Thomsen told the story during the Ada Regional United Way’s campaign kickoff luncheon, which took place Thursday at LegalShield. He used the anecdote to remind people of the importance of supporting the United Way, either financially or in other ways.
“They need you to be active about sticking up your hand and saying, ‘Hey, come and support United Way in whatever capacity that you can and be a part of this,’” he said. “And it takes a little bit of guts. It takes a little bit of courage.”
Helping social service agencies
The luncheon marked the official start of United Way’s annual fundraising campaign, which generates money for 15 local social service agencies.
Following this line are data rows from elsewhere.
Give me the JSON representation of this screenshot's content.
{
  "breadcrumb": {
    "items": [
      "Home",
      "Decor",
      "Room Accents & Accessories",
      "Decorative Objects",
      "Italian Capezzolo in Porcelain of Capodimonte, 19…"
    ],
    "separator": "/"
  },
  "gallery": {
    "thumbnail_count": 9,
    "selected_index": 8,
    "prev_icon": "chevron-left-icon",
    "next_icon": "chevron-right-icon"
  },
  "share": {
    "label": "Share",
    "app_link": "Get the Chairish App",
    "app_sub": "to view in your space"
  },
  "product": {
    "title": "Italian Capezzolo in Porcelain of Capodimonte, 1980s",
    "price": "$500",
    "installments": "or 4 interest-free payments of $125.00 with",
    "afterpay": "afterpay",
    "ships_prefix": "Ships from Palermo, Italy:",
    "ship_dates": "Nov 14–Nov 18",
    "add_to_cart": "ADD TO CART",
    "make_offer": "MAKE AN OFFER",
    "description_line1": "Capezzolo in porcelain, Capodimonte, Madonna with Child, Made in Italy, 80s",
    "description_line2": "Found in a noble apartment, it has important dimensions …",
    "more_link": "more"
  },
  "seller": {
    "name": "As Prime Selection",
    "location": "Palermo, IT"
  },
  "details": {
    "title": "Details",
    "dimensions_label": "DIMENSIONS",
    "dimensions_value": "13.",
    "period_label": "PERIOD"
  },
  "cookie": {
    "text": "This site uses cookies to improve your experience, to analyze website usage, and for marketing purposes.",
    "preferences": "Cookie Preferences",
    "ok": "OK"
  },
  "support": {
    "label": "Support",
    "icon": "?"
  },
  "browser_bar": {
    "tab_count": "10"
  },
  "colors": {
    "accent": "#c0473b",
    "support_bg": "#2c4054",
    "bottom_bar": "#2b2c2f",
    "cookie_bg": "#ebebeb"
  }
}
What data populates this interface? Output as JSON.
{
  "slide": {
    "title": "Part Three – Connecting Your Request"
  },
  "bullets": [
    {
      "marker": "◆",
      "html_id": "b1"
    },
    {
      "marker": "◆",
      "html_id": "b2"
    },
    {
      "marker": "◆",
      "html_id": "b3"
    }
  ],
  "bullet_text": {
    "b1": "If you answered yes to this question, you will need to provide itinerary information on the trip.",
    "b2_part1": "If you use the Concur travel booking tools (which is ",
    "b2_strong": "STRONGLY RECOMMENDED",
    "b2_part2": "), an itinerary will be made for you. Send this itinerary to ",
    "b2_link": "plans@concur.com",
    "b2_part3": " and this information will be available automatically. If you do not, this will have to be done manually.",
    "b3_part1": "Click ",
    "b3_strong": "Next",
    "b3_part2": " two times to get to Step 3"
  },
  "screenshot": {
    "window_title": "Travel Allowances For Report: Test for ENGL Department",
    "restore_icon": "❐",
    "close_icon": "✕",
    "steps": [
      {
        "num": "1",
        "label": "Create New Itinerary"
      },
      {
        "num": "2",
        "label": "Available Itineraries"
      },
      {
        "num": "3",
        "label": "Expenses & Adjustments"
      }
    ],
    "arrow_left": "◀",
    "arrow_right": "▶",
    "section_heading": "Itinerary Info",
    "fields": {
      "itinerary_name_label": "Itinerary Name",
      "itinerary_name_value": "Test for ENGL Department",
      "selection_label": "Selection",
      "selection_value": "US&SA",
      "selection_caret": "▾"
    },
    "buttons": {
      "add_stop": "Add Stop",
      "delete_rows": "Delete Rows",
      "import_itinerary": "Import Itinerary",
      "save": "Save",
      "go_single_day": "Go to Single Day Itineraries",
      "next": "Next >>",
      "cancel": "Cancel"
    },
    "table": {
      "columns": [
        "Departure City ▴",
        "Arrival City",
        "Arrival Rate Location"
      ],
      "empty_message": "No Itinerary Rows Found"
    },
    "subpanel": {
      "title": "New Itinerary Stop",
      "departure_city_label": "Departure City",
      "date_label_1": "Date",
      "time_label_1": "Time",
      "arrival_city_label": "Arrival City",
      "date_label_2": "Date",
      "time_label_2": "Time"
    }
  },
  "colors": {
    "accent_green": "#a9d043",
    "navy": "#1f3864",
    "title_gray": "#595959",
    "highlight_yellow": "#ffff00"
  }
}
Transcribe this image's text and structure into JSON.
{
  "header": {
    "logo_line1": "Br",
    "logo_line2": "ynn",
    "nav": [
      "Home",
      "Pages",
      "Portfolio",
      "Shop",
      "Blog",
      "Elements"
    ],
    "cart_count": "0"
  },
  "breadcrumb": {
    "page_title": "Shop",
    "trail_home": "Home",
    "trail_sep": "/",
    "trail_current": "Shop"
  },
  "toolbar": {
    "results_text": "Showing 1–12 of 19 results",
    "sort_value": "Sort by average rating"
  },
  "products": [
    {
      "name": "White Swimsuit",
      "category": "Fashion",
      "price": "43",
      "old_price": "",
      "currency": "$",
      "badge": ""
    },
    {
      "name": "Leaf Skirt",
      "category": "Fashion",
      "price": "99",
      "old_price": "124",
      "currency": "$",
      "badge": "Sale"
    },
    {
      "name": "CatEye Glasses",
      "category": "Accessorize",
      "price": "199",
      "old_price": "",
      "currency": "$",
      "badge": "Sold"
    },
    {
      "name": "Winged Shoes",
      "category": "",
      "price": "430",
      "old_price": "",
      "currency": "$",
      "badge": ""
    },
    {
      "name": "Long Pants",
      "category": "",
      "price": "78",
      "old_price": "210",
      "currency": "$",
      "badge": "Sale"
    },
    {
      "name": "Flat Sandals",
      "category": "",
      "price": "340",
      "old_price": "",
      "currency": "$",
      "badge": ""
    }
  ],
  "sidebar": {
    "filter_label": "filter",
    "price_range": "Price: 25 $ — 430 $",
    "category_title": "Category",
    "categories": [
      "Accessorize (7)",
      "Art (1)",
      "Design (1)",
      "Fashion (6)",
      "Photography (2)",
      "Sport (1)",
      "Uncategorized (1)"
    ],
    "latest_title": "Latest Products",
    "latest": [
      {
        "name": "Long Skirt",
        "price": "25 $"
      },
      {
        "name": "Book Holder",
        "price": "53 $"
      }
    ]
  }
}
A volunteer committee reviews funding requests from member agencies, then decides how to distribute the funds.
Ninety-nine percent of the money stays in the community, and the remaining 1 percent goes to United Way of America for training and other expenses.
United Way officials are hoping to raise $230,000 for social service agencies this year, said Tino Gonzalez, who serves on the board of directors.
“We have chosen to be a little conservative this year, but please be aware that we hope that not only will we reach the goal of $230,000, but that we will work together as a community to meet the needs of our service provider agencies,” he said. “And hopefully, together we’ll be able to be back at the $300,000 mark that was raised just a few years ago.”
A poster board at the front of the auditorium displayed a large drawing of a thermometer, with varying levels marking progress toward this year’s goal. a sign at the top reminded people that this year’s goal is $230,000.
The thermometer showed that the United Way has raised 46 percent of the goal, or about $105,800 so far.
Several local businesses, known as Pacesetters, conducted internal campaigns that raised about $76,062 for the cause, said United Way board member Allyson McElroy. She urged the audience to help United Way hit its fundraising target this year.
“If we all work together to not only reach the goal but surpass this goal, our community will be impacted directly with the services provided by our member agencies,” she said.